D’origine australienne, maintenant installée en France après des séjours significatifs au Japon et aux États‑Unis, un passage remarqué comme chanteuse du groupe britannique Morcheeba (période de l’album The Antidote en 2005), et un album longtemps attendu en duo avec le pianiste Alain Jean-Marie en 2023, la chanteuse et multi‑instrumentiste (sax et flûte) Jody Sternberg donne aujourd’hui un nouvel élan à sa carrière avec l’album « Sea of Love » (Bonsaï Music, 2026), soigneusement mûri et portant sa marque de bout en bout. Cela se traduit d’abord dans le choix d’une solide équipe d’accompagnateurs qui réunit les claviers de Công Minh Pham, la guitare de Julien Omé et l’efficace rhythmique constituée de Benoît Dunoyer de Segonzac (contrebasse) et Rémy Kaprielan (batterie), mais aussi dans le choix des morceaux, alternant reprises et compositions originales de Jody.
L’album s’ouvre sur les accents bossa‑nova de Sea of Love, composition qui donne son titre à l’album.
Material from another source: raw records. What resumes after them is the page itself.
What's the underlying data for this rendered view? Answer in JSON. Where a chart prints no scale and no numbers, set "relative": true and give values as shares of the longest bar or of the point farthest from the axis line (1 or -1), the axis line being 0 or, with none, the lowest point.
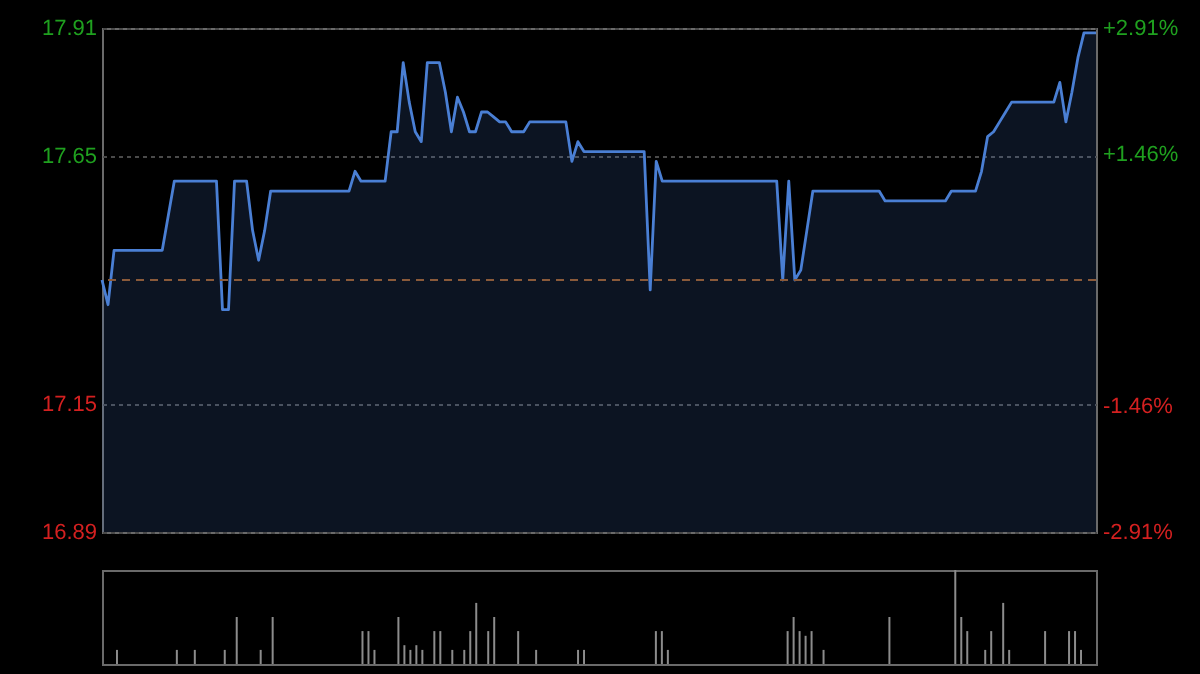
{
  "chart_data": [
    {
      "type": "area",
      "categories": [
        null,
        null,
        null,
        null,
        null,
        null,
        null,
        null,
        null,
        null,
        null,
        null,
        null,
        null,
        null,
        null,
        null,
        null,
        null,
        null,
        null,
        null,
        null,
        null,
        null,
        null,
        null,
        null,
        null,
        null,
        null,
        null,
        null,
        null,
        null,
        null,
        null,
        null,
        null,
        null,
        null,
        null,
        null,
        null,
        null,
        null,
        null,
        null,
        null,
        null,
        null,
        null,
        null,
        null,
        null,
        null,
        null,
        null,
        null,
        null,
        null,
        null,
        null,
        null,
        null,
        null,
        null,
        null,
        null,
        null,
        null,
        null,
        null,
        null,
        null,
        null,
        null,
        null,
        null,
        null,
        null,
        null,
        null,
        null,
        null,
        null,
        null,
        null,
        null,
        null,
        null,
        null,
        null,
        null,
        null,
        null,
        null,
        null,
        null,
        null,
        null,
        null,
        null,
        null,
        null,
        null,
        null,
        null,
        null,
        null,
        null,
        null,
        null,
        null,
        null,
        null,
        null,
        null,
        null,
        null,
        null,
        null,
        null,
        null,
        null,
        null,
        null,
        null,
        null,
        null,
        null,
        null,
        null,
        null,
        null,
        null,
        null,
        null,
        null,
        null,
        null,
        null,
        null,
        null,
        null,
        null,
        null,
        null,
        null,
        null,
        null,
        null,
        null,
        null,
        null,
        null,
        null,
        null,
        null,
        null,
        null,
        null,
        null,
        null,
        null,
        null
      ],
      "series": [
        {
          "color": "#4a7fd4",
          "values": [
            17.4,
            17.35,
            17.46,
            17.46,
            17.46,
            17.46,
            17.46,
            17.46,
            17.46,
            17.46,
            17.46,
            17.53,
            17.6,
            17.6,
            17.6,
            17.6,
            17.6,
            17.6,
            17.6,
            17.6,
            17.34,
            17.34,
            17.6,
            17.6,
            17.6,
            17.5,
            17.44,
            17.5,
            17.58,
            17.58,
            17.58,
            17.58,
            17.58,
            17.58,
            17.58,
            17.58,
            17.58,
            17.58,
            17.58,
            17.58,
            17.58,
            17.58,
            17.62,
            17.6,
            17.6,
            17.6,
            17.6,
            17.6,
            17.7,
            17.7,
            17.84,
            17.76,
            17.7,
            17.68,
            17.84,
            17.84,
            17.84,
            17.78,
            17.7,
            17.77,
            17.74,
            17.7,
            17.7,
            17.74,
            17.74,
            17.73,
            17.72,
            17.72,
            17.7,
            17.7,
            17.7,
            17.72,
            17.72,
            17.72,
            17.72,
            17.72,
            17.72,
            17.72,
            17.64,
            17.68,
            17.66,
            17.66,
            17.66,
            17.66,
            17.66,
            17.66,
            17.66,
            17.66,
            17.66,
            17.66,
            17.66,
            17.38,
            17.64,
            17.6,
            17.6,
            17.6,
            17.6,
            17.6,
            17.6,
            17.6,
            17.6,
            17.6,
            17.6,
            17.6,
            17.6,
            17.6,
            17.6,
            17.6,
            17.6,
            17.6,
            17.6,
            17.6,
            17.6,
            17.4,
            17.6,
            17.4,
            17.42,
            17.5,
            17.58,
            17.58,
            17.58,
            17.58,
            17.58,
            17.58,
            17.58,
            17.58,
            17.58,
            17.58,
            17.58,
            17.58,
            17.56,
            17.56,
            17.56,
            17.56,
            17.56,
            17.56,
            17.56,
            17.56,
            17.56,
            17.56,
            17.56,
            17.58,
            17.58,
            17.58,
            17.58,
            17.58,
            17.62,
            17.69,
            17.7,
            17.72,
            17.74,
            17.76,
            17.76,
            17.76,
            17.76,
            17.76,
            17.76,
            17.76,
            17.76,
            17.8,
            17.72,
            17.78,
            17.85,
            17.9,
            17.9,
            17.9
          ]
        }
      ],
      "ylim": [
        16.89,
        17.91
      ],
      "yticks": [
        16.89,
        17.15,
        17.65,
        17.91
      ],
      "y2lim": [
        -2.91,
        2.91
      ],
      "y2ticks": [
        {
          "value": -2.91,
          "label": "-2.91%"
        },
        {
          "value": -1.46,
          "label": "-1.46%"
        },
        {
          "value": 1.46,
          "label": "+1.46%"
        },
        {
          "value": 2.91,
          "label": "+2.91%"
        }
      ],
      "ref_lines": [
        {
          "axis": "y2",
          "value": 0,
          "color": "#8a5a3a",
          "line_style": "dashed"
        }
      ],
      "grid": true
    },
    {
      "type": "bar",
      "relative": true,
      "color": "#8c8c8c",
      "categories": [
        null,
        null,
        null,
        null,
        null,
        null,
        null,
        null,
        null,
        null,
        null,
        null,
        null,
        null,
        null,
        null,
        null,
        null,
        null,
        null,
        null,
        null,
        null,
        null,
        null,
        null,
        null,
        null,
        null,
        null,
        null,
        null,
        null,
        null,
        null,
        null,
        null,
        null,
        null,
        null,
        null,
        null,
        null,
        null,
        null,
        null,
        null,
        null,
        null,
        null,
        null,
        null,
        null,
        null,
        null,
        null,
        null,
        null,
        null,
        null,
        null,
        null,
        null,
        null,
        null,
        null,
        null,
        null,
        null,
        null,
        null,
        null,
        null,
        null,
        null,
        null,
        null,
        null,
        null,
        null,
        null,
        null,
        null,
        null,
        null,
        null,
        null,
        null,
        null,
        null,
        null,
        null,
        null,
        null,
        null,
        null,
        null,
        null,
        null,
        null,
        null,
        null,
        null,
        null,
        null,
        null,
        null,
        null,
        null,
        null,
        null,
        null,
        null,
        null,
        null,
        null,
        null,
        null,
        null,
        null,
        null,
        null,
        null,
        null,
        null,
        null,
        null,
        null,
        null,
        null,
        null,
        null,
        null,
        null,
        null,
        null,
        null,
        null,
        null,
        null,
        null,
        null,
        null,
        null,
        null,
        null,
        null,
        null,
        null,
        null,
        null,
        null,
        null,
        null,
        null,
        null,
        null,
        null,
        null,
        null,
        null,
        null,
        null,
        null,
        null,
        null
      ],
      "values": [
        0,
        0,
        0.15,
        0,
        0,
        0,
        0,
        0,
        0,
        0,
        0,
        0,
        0.15,
        0,
        0,
        0.15,
        0,
        0,
        0,
        0,
        0.15,
        0,
        0.5,
        0,
        0,
        0,
        0.15,
        0,
        0.5,
        0,
        0,
        0,
        0,
        0,
        0,
        0,
        0,
        0,
        0,
        0,
        0,
        0,
        0,
        0.35,
        0.35,
        0.15,
        0,
        0,
        0,
        0.5,
        0.2,
        0.15,
        0.2,
        0.15,
        0,
        0.35,
        0.35,
        0,
        0.15,
        0,
        0.15,
        0.35,
        0.65,
        0,
        0.35,
        0.5,
        0,
        0,
        0,
        0.35,
        0,
        0,
        0.15,
        0,
        0,
        0,
        0,
        0,
        0,
        0.15,
        0.15,
        0,
        0,
        0,
        0,
        0,
        0,
        0,
        0,
        0,
        0,
        0,
        0.35,
        0.35,
        0.15,
        0,
        0,
        0,
        0,
        0,
        0,
        0,
        0,
        0,
        0,
        0,
        0,
        0,
        0,
        0,
        0,
        0,
        0,
        0,
        0.35,
        0.5,
        0.35,
        0.3,
        0.35,
        0,
        0.15,
        0,
        0,
        0,
        0,
        0,
        0,
        0,
        0,
        0,
        0,
        0.5,
        0,
        0,
        0,
        0,
        0,
        0,
        0,
        0,
        0,
        0,
        1,
        0.5,
        0.35,
        0,
        0,
        0.15,
        0.35,
        0,
        0.65,
        0.15,
        0,
        0,
        0,
        0,
        0,
        0.35,
        0,
        0,
        0,
        0.35,
        0.35,
        0.15,
        0,
        0
      ]
    }
  ]
}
Ce morceau connut un vaste succès grâce à son compositeur Phil Phillips à la fin des années 50, tout en ayant droit par la suite à de multiples reprises très différentes, dont celles de Robert Plant et ses Honeydrippers, ou plus récemment de la chanteuse folk Cat Power. Ici, Jody Sternberg s’approprie le morceau en laissant de côté ses accents rhythm’n’blues originels au profit d’une ambiance brésilienne feutrée ; elle en fait une magnifique déclaration d’amour toute en nuance et finesse, tant dans le chant que dans l’accompagnement délicat.
Le deuxième morceau est, à double titre, une originalité surprenante : il s’agit d’une reprise d’un thème du film « Blade Runner » composé par Vangelis, One More Kiss, Dear. Jody en partage les voix avec le chanteur Arthur H, une vieille connaissance avec laquelle elle collabora lors de son arrivée à Paris ; ensemble, ils en font une chanson à l’ambiance écorchée et cabaret enfumé rappelant Tom Waits.
Place ensuite à une composition de Jody Sternberg, In Your Eyes, une délicate ballade bien servie par la voix sensuelle de Jody, finement accompagnée par la guitare de Julien Omé et les claviers de Công Minh Pham, avant de se terminer par un délicat chorus de flûte de Jody.
On poursuit avec trois autres reprises très personnalisées : tout d’abord une version saisissante en japonais de House of the Rising Sun (Ano Hito), auréolée ici et là de quelques volutes de flûte. Clin d’œil appuyé à Nina Simone avec une version chaude et jazzissime de Don’t Let Me Be Misunderstood, qu’elle conclut ici avec un chorus bluesy de sax alto. C’est ensuite, dans une adaptation en français, le traditionnel Black Is the Colour of My True Love’s Hair (Noire est la couleur), avec un accompagnement minimaliste et un chant rempli de douceur et de mélancolie.
Nouvelle composition de Jordy avec Dearest Lord, et son chant d’une gravité et sensualité extrême, ponctué de quelques riffs de guitare de Julien Omé.
Suivi de Shine, encore une composition de Jordy, plus innovante et enjouée cette fois‑ci, avec ses effets sur la voix, une rythmique obsessionnelle et sa flute virevoltante.
Dernier morceau avec Buzzing Bee (Little Sunflower), à la gravité accentuée par l’accompagnement de contrebasse et le chant poignant de Jody.
Avec cet album combinant merveilleusement reprises suaves parfaitement choisies et compositions originales délicates, Jody Sternberg révèle un immense talent de chanteuse dans le registre intime et sensuel qui caractérise les plus belles voix du jazz… Il y a dans cet album tout ce qu’il faut pour s’ouvrir les portes d’une large reconnaissance.
La sortie de l’album est prévue le 22 mai et Jazz-Rhone-Alpes.com ne manquera pas de vous informer des concerts dans la région.